Abstract
Background
Midostaurin is a multikinase inhibitor for the treatment of Fms-like tyrosine 3 (FLT3)-mutated acute myeloid leukaemia (AML). Cardiac adverse events like QTc-prolongation, pericardial effusion, and congestive heart failure have been described. Inflammatory diseases associated with midostaurin are rarely reported.
Case summary
A 24-year-old man with newly diagnosed AML and FLT3-ITD mutation was treated with intensive remission-induction chemotherapy and midostaurin. After 5 days of midostaurin, the patient reported severe focal chest pain. Due to laboratory evidence of acute myocardial cell damage, coronary macroangiopathy and pulmonary artery embolism were ruled out via computed tomography. Cardiovascular magnetic resonance showed evidence for active perimyocarditis with myocardial oedema and late gadolinium of the basal, midventricular, and apical lateral wall of the left ventricle. Therapeutic drug monitoring did not reveal excessive midostaurin plasma levels, and hence, initially suspected drug interaction with posaconazole administered for antifungal prophylaxis was considered less likely to be causative. After discontinuing midostaurin, clinical signs of perimyocarditis improved. During continued high-dose cytarabine therapy, no further cardiac events occurred. It was concluded that perimyocarditis was an adverse effect of midostaurin since the inhibition of FTL3 may have led to a loss of cardiomyocyte protective capacity against oxidative stress-induced apoptosis, as previously described in vitro.
Discussion
In addition to the most frequently reported non-cardiac adverse effects of midostaurin, serious cardiotoxic complications appear to occur and may require discontinuation of therapy. This case highlights the importance of interdisciplinary work-up of a cardio-oncology pathway even in presumably low-risk patients and particularly in the context of rare cases of cardiotoxicity in novel cancer treatments.

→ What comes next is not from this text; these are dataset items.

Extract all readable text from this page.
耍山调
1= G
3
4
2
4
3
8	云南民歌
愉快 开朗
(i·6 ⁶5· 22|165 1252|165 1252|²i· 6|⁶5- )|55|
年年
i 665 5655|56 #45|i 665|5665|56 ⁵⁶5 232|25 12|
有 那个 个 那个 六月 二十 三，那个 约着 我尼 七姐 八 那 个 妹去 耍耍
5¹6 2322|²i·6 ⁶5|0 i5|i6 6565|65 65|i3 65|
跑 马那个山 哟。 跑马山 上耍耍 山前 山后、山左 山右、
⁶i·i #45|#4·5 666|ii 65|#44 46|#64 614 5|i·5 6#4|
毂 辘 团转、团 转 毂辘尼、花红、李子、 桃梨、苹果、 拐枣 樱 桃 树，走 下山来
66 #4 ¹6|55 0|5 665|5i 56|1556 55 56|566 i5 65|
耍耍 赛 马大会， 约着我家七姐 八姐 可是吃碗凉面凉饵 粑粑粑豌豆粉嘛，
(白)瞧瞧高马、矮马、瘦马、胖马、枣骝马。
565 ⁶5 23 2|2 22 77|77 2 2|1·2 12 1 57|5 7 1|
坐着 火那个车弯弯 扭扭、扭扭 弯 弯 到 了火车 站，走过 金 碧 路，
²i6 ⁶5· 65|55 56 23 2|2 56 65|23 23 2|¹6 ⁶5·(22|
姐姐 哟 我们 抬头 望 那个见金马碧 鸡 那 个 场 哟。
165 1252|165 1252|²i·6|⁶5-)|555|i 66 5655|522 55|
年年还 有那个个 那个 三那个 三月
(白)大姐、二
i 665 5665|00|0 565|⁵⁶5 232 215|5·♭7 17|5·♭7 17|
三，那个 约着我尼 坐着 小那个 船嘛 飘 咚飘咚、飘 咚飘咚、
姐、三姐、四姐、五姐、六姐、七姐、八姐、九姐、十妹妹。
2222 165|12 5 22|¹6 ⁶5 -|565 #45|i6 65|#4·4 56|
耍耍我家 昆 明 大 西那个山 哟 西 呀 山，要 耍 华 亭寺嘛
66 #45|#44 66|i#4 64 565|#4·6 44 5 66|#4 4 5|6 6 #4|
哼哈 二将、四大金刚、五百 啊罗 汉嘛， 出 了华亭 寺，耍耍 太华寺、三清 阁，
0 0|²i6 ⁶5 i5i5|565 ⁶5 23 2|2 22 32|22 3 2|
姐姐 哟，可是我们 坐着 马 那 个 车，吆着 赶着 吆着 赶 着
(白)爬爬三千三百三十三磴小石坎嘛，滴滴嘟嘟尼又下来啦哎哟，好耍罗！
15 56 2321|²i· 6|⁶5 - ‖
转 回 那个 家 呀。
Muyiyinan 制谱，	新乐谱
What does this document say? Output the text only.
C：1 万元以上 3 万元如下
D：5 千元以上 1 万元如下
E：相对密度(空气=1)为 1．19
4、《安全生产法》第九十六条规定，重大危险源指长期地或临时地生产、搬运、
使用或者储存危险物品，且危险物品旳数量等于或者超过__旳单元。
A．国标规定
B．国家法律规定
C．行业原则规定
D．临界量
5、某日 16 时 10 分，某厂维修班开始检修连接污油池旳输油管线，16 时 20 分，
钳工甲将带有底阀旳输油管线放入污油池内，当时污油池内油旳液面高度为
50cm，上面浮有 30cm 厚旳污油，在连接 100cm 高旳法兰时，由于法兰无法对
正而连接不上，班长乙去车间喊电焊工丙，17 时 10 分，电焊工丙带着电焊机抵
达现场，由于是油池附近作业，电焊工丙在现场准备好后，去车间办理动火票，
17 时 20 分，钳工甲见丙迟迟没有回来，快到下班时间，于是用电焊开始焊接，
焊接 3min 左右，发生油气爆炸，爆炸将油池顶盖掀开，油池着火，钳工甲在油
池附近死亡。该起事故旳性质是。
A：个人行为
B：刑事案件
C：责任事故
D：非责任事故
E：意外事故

Keywords: Cardiotoxicity, Perimyocarditis, Case report, Adverse effects, Drug–drug interactions, Therapeutic drug monitoring, Cardio-oncology
Learning point.
To raise awareness of the importance of the interdisciplinary evaluation of cardio-oncological pathways even in patients with supposedly low risk and especially in connection with rare cases of cardiotoxicity in novel cancer treatments.
Introduction
Midostaurin is a multikinase inhibitor to treat Fms-like tyrosine 3 (FLT3)-mutated acute myeloid leukaemia (AML). It was licensed in the European Union in 2019 after the randomized controlled RATIFY-trial showed a superior overall survival in patients receiving midostaurin from Day 8 to 21 after intensive remission-induction chemotherapy (RIC) vs. patients receiving the latter alone.1 Midostaurin is also licensed for maintenance treatment after allogeneic stem cell transplantation and systemic mastocytosis.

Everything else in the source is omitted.